Beliau akhirnya bercerita kalau ilmu bela diri keluarga Lie diturunkan pada Lie Tjeng Hok, kakeknya dan cucu Lie Ah Djan, melalui mimpi. Suatu saat Lie Tjeng Hok diuji oleh seorang pendekar Siauw Lim, dan pendekar itu mengatakan kalau ilmu itu sama dengan ajaran Siauw Lim.
Lie Djie Tong sendiri tidak membuka perguruan, hanya mengajar untuk keluarga saja. Mereka dulu berlatih di dalam rumah kebaya tua di sudut tanahnya yang luas itu. Rumah antik itu sekarang dijadikan rumah kawin, rumah yang disewakan untuk acara perkawinan.
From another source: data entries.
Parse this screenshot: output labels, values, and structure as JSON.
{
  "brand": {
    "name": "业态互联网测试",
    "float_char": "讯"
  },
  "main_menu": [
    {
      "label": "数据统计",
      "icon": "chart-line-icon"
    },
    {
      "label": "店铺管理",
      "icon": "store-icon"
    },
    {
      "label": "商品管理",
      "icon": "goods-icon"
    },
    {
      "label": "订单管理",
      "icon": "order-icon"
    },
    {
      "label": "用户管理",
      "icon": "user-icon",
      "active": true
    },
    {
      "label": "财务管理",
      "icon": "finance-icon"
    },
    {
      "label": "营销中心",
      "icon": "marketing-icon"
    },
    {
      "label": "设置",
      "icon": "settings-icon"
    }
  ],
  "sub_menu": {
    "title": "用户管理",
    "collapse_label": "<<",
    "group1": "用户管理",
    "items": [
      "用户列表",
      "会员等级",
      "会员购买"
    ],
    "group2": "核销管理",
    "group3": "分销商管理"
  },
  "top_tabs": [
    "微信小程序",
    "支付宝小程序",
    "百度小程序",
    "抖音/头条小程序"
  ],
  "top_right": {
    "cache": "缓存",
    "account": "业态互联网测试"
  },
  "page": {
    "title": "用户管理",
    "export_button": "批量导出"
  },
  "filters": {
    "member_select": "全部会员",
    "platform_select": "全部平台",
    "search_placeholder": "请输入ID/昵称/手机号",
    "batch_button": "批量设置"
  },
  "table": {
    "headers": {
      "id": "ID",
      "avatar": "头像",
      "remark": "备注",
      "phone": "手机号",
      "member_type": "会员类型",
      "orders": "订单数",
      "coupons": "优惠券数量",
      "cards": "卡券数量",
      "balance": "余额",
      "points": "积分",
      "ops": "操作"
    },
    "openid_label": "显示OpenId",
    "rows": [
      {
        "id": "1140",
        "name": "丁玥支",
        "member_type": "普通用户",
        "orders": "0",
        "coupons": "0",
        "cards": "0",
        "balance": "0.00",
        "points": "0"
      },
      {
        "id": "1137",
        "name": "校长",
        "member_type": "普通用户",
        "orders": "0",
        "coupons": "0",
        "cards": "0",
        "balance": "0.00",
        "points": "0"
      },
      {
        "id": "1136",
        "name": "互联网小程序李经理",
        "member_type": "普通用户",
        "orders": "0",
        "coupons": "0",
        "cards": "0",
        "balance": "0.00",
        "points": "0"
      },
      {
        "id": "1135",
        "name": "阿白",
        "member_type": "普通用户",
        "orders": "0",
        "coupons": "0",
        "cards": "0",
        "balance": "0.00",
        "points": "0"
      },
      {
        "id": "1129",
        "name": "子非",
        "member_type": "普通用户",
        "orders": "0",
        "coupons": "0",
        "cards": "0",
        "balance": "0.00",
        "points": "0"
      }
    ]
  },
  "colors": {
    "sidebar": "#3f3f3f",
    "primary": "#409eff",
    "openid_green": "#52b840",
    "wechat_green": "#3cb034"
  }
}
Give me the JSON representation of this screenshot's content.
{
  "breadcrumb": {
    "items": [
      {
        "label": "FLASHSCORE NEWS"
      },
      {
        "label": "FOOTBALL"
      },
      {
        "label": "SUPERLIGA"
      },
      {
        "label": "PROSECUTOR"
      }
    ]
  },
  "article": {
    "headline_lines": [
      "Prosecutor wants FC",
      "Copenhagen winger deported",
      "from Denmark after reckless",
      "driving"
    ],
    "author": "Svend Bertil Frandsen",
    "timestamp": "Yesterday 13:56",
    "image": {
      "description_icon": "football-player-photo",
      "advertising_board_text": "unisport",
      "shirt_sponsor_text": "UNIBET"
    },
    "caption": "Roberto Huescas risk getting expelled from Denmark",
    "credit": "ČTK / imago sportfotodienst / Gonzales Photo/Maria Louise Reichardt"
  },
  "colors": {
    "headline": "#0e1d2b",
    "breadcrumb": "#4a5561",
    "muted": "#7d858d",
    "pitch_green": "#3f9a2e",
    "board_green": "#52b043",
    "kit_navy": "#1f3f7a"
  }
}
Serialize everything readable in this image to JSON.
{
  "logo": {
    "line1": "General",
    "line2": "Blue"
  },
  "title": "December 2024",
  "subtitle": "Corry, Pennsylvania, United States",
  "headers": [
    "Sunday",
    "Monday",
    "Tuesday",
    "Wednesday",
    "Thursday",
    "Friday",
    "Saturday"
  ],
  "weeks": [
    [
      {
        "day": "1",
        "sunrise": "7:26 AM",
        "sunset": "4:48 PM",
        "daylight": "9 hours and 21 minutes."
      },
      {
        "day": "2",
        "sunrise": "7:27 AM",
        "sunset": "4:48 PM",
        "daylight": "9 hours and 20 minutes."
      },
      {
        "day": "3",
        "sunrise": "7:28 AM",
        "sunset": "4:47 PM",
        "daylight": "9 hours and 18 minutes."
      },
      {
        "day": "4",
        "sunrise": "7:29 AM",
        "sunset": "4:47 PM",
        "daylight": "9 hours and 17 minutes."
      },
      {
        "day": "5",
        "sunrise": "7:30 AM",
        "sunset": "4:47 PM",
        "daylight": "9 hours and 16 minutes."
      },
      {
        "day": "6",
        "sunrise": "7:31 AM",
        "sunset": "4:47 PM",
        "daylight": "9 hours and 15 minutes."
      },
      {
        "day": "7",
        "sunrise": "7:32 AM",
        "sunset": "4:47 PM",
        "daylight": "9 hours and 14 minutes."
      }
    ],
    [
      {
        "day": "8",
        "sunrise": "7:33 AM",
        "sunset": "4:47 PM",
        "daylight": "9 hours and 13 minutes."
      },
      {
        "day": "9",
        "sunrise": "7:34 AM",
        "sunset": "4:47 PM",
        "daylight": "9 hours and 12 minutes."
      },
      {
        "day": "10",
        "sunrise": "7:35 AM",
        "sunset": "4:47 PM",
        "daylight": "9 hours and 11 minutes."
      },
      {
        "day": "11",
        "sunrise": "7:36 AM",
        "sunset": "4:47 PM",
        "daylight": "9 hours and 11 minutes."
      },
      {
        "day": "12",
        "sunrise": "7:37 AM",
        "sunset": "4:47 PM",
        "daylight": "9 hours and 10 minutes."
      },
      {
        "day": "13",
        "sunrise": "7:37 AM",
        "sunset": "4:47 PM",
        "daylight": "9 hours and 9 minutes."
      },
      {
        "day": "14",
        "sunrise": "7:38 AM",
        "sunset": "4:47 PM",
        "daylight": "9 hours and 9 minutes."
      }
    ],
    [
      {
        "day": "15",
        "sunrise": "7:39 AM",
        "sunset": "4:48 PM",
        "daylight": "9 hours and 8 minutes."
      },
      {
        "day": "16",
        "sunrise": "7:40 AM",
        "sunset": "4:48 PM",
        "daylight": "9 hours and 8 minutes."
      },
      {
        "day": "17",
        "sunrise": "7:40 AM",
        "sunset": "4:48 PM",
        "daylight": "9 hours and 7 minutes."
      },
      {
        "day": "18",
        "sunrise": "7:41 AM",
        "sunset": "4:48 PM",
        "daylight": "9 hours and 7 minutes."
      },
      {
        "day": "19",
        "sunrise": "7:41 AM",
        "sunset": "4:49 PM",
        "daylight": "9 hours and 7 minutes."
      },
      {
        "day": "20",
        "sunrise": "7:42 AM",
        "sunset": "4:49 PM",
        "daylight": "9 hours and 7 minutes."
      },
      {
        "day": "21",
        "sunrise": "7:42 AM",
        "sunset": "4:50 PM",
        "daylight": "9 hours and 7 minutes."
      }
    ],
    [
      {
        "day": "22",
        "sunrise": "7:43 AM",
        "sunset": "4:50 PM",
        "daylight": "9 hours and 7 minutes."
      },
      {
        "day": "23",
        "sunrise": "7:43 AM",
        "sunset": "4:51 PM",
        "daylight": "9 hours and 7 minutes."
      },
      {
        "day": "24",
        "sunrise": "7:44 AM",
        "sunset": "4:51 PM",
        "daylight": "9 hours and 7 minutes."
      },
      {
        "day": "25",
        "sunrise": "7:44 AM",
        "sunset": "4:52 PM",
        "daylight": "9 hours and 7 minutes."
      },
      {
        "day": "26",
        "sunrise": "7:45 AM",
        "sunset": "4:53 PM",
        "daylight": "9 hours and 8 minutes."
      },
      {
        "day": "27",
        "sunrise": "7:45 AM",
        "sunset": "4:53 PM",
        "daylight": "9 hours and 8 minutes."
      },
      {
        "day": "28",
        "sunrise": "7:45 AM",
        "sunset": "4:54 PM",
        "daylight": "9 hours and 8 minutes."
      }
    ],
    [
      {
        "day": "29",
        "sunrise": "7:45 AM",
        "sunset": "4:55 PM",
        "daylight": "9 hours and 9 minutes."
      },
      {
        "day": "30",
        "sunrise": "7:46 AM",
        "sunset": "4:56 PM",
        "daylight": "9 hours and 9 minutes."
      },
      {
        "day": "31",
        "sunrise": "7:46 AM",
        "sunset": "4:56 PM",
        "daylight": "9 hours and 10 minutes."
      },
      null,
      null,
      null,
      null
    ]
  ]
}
Di kemudian hari ilmu ini berkembang menjadi silat Beksi. Bagaimana kuntauw Siauw Lim ini lalu menjadi silat Beksi ? Seorang cucunya memberi nama seorang ketua perguruan silat Beksi. “Tanyakan kesitu saja”, katanya.
—”—
Sebelum pulang saya menyebrangi tanahnya untuk mampir ke rumah kebaya keluarga Lie itu. Rumah yang dulu di kelilingi sawah itu kelihatan kesepian di antara gedung-gedung tembok. Seorang cucunya mengantar sampai ke depan rumah. Saya bertanya,
“Kerja dimana koh ?”.
“Jualan kabel di Glodok”, jawabnya.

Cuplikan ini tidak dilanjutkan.